Last year in the Eutrema research grow room we decided to attempt to grow samphire (Salicornia europaea) hydroponically. We did this after speaking to several commercial horticultural nurseries, all of whom had tried to grow this unusual maritime crop. All had followed the usual instructions for growing samphire found on the internet, and all had failed and were wondering if it was even possible to cultivate hydroponic samphire.
Initially we found it to be very difficult with little-to-no growth after germination. Then we changed a couple of environmental variables. BOOM! The yields suddenly shot up to amazing levels.
One of the key variables to control was the active chlorine in the tap water being added to the hydroponic system. The addition of Horticultural Dechlorinator instantly made a big difference to the growth rates achieved and overall crop quality.
These yields were so high and the taste so delicious, that we decided to commercialise this as a new business venture. So now we are setting up a new grow facility to grow samphire commercially. We are seeking partners all along the supply chain to make this a success. This has been a really interesting project that has required a lot of cross over from our core technical expertise in plant nutrition, biostimulants, and crop health.
So what makes Eutrema samphire so special:
- It can be eaten raw. This is because, unlike other commercial sources of samphire, our samphire is grown hydroponically in a controlled environment indoors. This massively reduces the risk of microbial contamination. Plus it produces a crisp but tender crop, rather than stems that need to be heated to make them tender.

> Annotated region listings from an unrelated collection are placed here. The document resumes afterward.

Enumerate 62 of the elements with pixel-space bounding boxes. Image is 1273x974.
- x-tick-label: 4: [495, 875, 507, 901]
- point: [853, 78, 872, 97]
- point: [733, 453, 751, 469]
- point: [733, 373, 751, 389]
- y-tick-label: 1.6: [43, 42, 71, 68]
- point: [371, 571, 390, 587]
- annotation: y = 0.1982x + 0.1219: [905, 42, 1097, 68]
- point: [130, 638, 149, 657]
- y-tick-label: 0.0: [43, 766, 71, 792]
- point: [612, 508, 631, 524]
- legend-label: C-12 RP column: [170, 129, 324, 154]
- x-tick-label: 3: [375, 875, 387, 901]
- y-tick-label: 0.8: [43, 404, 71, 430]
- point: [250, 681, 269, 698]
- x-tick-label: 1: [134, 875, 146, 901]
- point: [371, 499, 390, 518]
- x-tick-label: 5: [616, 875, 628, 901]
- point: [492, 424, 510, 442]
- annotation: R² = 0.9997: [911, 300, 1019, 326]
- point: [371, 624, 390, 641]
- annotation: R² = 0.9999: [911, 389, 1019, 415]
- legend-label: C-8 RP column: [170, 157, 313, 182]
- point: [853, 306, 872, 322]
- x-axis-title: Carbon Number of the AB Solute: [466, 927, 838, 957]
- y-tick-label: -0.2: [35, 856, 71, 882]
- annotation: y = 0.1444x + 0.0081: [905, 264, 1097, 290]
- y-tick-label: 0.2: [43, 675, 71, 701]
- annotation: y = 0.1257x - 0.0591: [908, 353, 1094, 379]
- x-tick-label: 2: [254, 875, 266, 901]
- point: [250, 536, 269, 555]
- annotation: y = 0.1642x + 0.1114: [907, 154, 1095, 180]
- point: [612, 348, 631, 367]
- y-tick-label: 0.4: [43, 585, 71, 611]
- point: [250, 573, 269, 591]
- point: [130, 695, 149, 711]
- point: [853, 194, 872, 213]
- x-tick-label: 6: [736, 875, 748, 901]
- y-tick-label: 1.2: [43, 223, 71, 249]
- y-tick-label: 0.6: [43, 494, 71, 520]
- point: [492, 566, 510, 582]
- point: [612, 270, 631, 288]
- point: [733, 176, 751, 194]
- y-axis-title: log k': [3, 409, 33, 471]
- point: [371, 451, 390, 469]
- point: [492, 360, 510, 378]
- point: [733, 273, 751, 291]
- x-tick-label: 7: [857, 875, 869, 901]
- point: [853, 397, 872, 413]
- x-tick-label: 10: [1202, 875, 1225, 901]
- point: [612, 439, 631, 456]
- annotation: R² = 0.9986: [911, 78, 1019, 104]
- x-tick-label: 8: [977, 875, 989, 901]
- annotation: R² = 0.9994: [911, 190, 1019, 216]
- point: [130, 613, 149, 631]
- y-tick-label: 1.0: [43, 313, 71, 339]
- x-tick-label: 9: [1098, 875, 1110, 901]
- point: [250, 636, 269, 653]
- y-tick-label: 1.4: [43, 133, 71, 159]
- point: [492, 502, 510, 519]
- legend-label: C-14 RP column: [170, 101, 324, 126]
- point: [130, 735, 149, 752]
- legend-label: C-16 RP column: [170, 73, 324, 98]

- Consistent quality. Whilst samphire grown outdoors (either farmed or wild-harvested) tastes great in the middle of summer, in the winter the quality of imported samphire can be highly variable. Some imported samphire is tasty, at other times it is reported to be a bit ‘twiggy’. Hydroponic samphire is crisp and juicy.
- A lower carbon footprint. Our samphire has a lower carbon emission than air freighted samphire. Air freighted samphire is imported into the UK from Israel, Morocco, or Mexico. We have calculated that our total carbon footprint for growing a kilo of samphire is lower than that for just the transportation of the imported material. Any carbon emissions for growing the imported crop would be on top of this further.